Gids Cultureel erfgoed
Eind 1991 bepaalde de Nederlandse minister van Cultuur mevrouw d'Ancona haar standpunt t.a.v. het rapport ‘Het industrieel erfgoed en de kunst van het vernietigen’. Voor een periode van vier jaar is per 1 januari 1992 een projectbureau voor het industrieel erfgoed ingesteld. Dit bureau gaat een selectie-criterium ontwikkelen en bestaande initiatieven op elkaar afstemmen. Het is de bedoeling dat het bureau veel aandacht gaat besteden aan het hergebruik van erfgoed zoals pakhuizen en bedrijfsgebouwen. Ook internationale samenwerking en de specifieke problemen rond museale objecten komen aan de orde.

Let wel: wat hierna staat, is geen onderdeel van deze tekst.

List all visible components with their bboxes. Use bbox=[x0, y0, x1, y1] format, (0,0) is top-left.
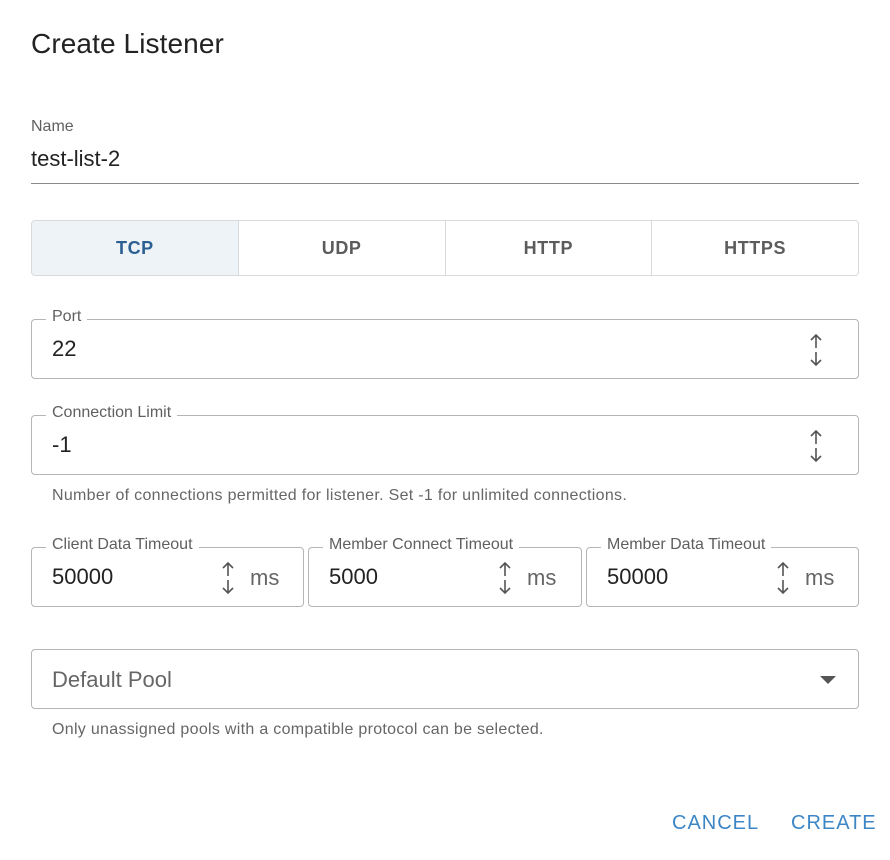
connection-limit-helper: Number of connections permitted for list… bbox=[52, 487, 628, 504]
member-data-timeout-field[interactable]: Member Data Timeout 50000 ms bbox=[586, 536, 859, 607]
member-connect-timeout-field[interactable]: Member Connect Timeout 5000 ms bbox=[308, 536, 582, 607]
name-input[interactable]: test-list-2 bbox=[31, 146, 120, 172]
protocol-tcp-button[interactable]: TCP bbox=[32, 221, 239, 275]
connection-limit-field[interactable]: Connection Limit -1 bbox=[31, 404, 859, 475]
port-label: Port bbox=[46, 308, 88, 326]
protocol-udp-button[interactable]: UDP bbox=[238, 221, 446, 275]
protocol-http-button[interactable]: HTTP bbox=[445, 221, 653, 275]
cancel-button[interactable]: CANCEL bbox=[672, 812, 759, 835]
up-down-arrows-icon[interactable] bbox=[773, 561, 793, 595]
member-data-timeout-label: Member Data Timeout bbox=[601, 536, 772, 554]
name-label: Name bbox=[31, 118, 74, 135]
name-field[interactable]: Name test-list-2 bbox=[31, 116, 859, 184]
client-data-timeout-field[interactable]: Client Data Timeout 50000 ms bbox=[31, 536, 304, 607]
create-button[interactable]: CREATE bbox=[791, 812, 877, 835]
up-down-arrows-icon[interactable] bbox=[806, 333, 826, 367]
default-pool-select[interactable]: Default Pool bbox=[31, 649, 859, 709]
protocol-https-button[interactable]: HTTPS bbox=[652, 221, 858, 275]
dialog-title: Create Listener bbox=[31, 28, 224, 59]
port-field[interactable]: Port 22 bbox=[31, 308, 859, 379]
protocol-toggle-group: TCP UDP HTTP HTTPS bbox=[31, 220, 859, 276]
member-connect-timeout-label: Member Connect Timeout bbox=[323, 536, 520, 554]
client-data-timeout-unit: ms bbox=[250, 565, 280, 590]
up-down-arrows-icon[interactable] bbox=[218, 561, 238, 595]
member-data-timeout-unit: ms bbox=[805, 565, 835, 590]
connection-limit-label: Connection Limit bbox=[46, 404, 178, 422]
default-pool-placeholder: Default Pool bbox=[52, 667, 172, 692]
default-pool-helper: Only unassigned pools with a compatible … bbox=[52, 721, 544, 738]
member-connect-timeout-unit: ms bbox=[527, 565, 557, 590]
connection-limit-input[interactable]: -1 bbox=[52, 432, 72, 458]
client-data-timeout-input[interactable]: 50000 bbox=[52, 564, 113, 590]
up-down-arrows-icon[interactable] bbox=[806, 429, 826, 463]
member-data-timeout-input[interactable]: 50000 bbox=[607, 564, 668, 590]
port-input[interactable]: 22 bbox=[52, 336, 76, 362]
caret-down-icon[interactable] bbox=[820, 676, 836, 684]
client-data-timeout-label: Client Data Timeout bbox=[46, 536, 199, 554]
member-connect-timeout-input[interactable]: 5000 bbox=[329, 564, 378, 590]
up-down-arrows-icon[interactable] bbox=[495, 561, 515, 595]
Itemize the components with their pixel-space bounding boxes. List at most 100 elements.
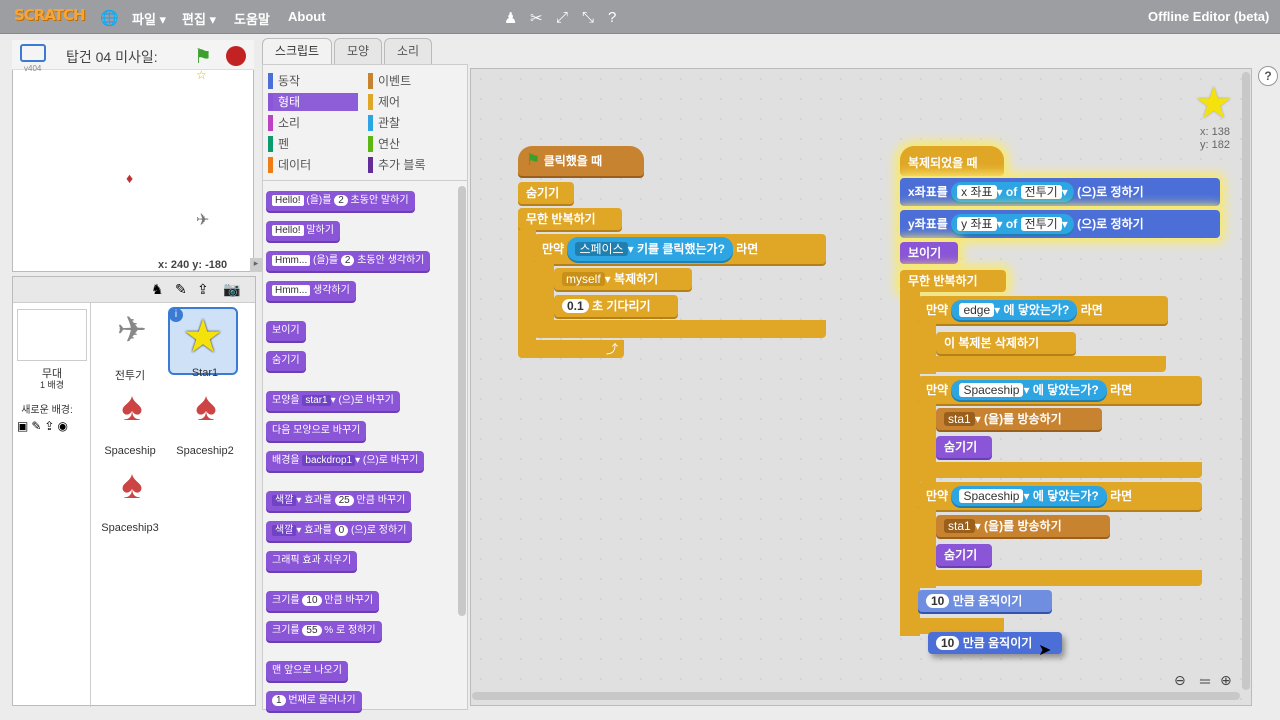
tab-costumes[interactable]: 모양 [334,38,382,64]
block-change-size[interactable]: 크기를 10 만큼 바꾸기 [266,591,380,611]
category-events[interactable]: 이벤트 [368,72,458,90]
block-if-touching-spaceship[interactable]: 만약 Spaceship ▾ 에 닿았는가? 라면 [918,482,1202,510]
block-hide[interactable]: 숨기기 [936,436,992,458]
block-if-touching-spaceship[interactable]: 만약 Spaceship ▾ 에 닿았는가? 라면 [918,376,1202,404]
block-hide[interactable]: 숨기기 [518,182,574,204]
block-set-y[interactable]: y좌표를 y 좌표 ▾ of 전투기 ▾ (으)로 정하기 [900,210,1220,238]
block-next-costume[interactable]: 다음 모양으로 바꾸기 [266,421,367,441]
tab-sounds[interactable]: 소리 [384,38,432,64]
block-forever[interactable]: 무한 반복하기 [518,208,622,230]
block-clear-effects[interactable]: 그래픽 효과 지우기 [266,551,358,571]
cut-icon[interactable]: ✂ [530,9,543,27]
menu-edit[interactable]: 편집 ▾ [182,9,216,28]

‘Ik heb de indruk dat de industriële revolutie een einde heeft gemaakt aan de vertrouwde samenhang, die bestond tussen cultuur en techniek,’ zo zei Ancona in haar toespraak. ‘Zodra de machine niet nuttig meer was, verloor hij zijn waarde. Thans worden uiteenlopende categorieën cultureel erfgoed, zoals molens, treinen en stoommachines, vaak door enthousiaste liefhebbers gekoesterd.’
De minister wees erop, dat door het oprichten van het projectbureau een stevig fundament wordt gelegd onder ons cultureel erfgoed. Het bureau gaat fungeren als ‘gouden gids’ en zal een geïntegreerd cultuurbeheer, een samenhangend collectiebeleid, mogelijk maken. De selectiecriteria zullen tenslotte bepalen welk gebouw, document of object voorbehoud in aanmerking komt.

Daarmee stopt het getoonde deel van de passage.